Rather perplexingly, the same cause (the capture of Saddam Hussein) was used to explain two seemingly opposing events (that is, a rise, followed by a fall, in Treasury prices), which occurred in a short time span. What could explain this seemingly irrational, contradictory approach? As Taleb explains, human beings are predisposed to making sense of information in terms of narratives, and to finding causality in any confusing situation, even when doing so might appear, at second glance, less than prudent.
So, what’s the solution to all of this? In today’s world, vast amounts of data are compiled on virtually every aspect of our existence, and parsed at an unprecedented pace and scale. This offers myriad information and vast potential, in fields ranging from public health and treatment of cancer, to financelawurban planningretail sales, and a million other areas. With each passing day, we are gaining greater insight into actual human existence and behavior.

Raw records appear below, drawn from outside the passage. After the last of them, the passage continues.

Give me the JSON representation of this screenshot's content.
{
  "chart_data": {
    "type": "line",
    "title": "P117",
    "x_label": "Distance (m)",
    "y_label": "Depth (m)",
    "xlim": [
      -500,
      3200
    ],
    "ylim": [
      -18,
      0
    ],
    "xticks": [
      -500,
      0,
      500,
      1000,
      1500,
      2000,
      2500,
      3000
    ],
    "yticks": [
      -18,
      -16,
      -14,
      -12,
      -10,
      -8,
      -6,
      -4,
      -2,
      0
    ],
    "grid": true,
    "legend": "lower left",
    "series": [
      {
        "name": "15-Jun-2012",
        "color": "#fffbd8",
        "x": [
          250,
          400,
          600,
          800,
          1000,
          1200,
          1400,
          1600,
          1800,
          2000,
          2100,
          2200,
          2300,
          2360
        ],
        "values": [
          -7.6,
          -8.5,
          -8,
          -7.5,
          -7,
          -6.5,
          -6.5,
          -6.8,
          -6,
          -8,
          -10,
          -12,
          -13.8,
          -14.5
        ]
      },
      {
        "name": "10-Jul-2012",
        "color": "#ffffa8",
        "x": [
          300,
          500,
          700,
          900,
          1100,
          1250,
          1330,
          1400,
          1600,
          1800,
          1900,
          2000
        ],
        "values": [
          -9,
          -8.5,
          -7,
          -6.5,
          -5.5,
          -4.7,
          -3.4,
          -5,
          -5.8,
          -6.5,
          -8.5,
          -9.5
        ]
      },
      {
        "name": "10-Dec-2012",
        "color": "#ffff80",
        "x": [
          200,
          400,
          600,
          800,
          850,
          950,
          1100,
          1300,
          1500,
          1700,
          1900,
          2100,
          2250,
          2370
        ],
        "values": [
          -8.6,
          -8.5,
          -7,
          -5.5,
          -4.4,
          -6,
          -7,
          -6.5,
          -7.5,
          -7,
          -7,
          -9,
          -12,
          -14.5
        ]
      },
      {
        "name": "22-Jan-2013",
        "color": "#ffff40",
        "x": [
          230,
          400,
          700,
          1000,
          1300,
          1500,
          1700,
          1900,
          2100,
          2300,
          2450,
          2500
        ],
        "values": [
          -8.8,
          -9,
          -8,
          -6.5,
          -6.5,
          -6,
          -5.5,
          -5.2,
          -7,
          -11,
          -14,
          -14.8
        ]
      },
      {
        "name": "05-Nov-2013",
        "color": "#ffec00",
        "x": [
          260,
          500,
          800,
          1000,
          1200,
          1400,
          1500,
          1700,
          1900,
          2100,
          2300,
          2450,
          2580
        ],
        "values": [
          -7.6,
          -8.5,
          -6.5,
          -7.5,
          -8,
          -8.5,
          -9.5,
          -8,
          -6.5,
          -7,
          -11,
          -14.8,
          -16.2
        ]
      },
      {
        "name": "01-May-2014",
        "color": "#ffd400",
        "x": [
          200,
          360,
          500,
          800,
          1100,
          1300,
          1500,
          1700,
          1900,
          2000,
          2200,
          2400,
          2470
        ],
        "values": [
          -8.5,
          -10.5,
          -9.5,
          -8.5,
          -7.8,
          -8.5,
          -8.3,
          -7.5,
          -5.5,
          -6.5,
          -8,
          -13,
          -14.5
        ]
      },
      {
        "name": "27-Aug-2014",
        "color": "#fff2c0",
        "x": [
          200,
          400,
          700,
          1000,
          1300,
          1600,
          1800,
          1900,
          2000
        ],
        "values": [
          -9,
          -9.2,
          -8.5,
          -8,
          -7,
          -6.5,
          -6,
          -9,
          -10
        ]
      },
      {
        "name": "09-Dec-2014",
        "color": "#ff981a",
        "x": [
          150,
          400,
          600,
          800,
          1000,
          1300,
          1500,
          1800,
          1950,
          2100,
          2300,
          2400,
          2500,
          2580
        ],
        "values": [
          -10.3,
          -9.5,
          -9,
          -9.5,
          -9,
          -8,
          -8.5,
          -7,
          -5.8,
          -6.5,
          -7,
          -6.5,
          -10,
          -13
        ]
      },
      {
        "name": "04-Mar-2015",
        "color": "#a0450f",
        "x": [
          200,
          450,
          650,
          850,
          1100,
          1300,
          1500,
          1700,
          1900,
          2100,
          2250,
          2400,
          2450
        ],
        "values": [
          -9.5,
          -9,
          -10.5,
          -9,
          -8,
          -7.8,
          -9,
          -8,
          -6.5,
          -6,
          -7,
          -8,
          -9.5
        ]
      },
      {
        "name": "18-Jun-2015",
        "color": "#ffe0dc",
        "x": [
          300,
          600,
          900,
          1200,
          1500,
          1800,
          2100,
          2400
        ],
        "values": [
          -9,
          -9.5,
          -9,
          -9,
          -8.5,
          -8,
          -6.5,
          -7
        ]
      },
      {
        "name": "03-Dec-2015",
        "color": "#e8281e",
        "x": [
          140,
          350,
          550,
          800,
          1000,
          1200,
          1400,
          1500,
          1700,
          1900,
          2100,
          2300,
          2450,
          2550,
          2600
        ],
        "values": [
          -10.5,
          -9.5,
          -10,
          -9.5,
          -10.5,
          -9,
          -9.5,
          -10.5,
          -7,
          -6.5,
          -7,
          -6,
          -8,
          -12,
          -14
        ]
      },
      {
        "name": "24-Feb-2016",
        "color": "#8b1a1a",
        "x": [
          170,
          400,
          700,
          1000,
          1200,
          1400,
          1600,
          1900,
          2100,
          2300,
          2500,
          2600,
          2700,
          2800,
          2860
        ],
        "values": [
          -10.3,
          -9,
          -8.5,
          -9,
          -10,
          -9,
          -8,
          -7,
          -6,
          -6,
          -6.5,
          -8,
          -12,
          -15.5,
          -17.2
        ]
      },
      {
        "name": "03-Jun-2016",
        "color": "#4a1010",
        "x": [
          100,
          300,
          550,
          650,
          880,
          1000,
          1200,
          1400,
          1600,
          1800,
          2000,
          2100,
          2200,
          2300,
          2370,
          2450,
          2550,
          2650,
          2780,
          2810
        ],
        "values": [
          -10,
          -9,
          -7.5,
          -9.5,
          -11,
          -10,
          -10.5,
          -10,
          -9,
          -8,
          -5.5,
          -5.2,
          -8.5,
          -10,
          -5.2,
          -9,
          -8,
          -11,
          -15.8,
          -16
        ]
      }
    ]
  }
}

Not surprisingly, correlations can be spotted just about everywhere. Given this reality, how do we avoid inaccurate findings of causation, which can result in flawed decisions? Simply put, we need to be skeptical. When we find a correlation between two events, or sets of data, we should actively search for alternate explanations, rather than simply accepting causation as a fact. We must also engage in the sort of counterfactual thinking that Barrowman advocated, with focus on experimentation and empirical data. In short, we ought to keep our eyes open, and be wary of drawing sweeping conclusions, purely on the basis of correlations and association.
There must be a conscious effort to avoid assuming that we know too much, and steer clear of falling in love with the power of seductive computer-generated correlations. Big Data is powerful, but it must be applied prudently. With this approach, we can make prudent use of the opportunities which new streams of data present us with, while avoiding our inherent mental blind spots.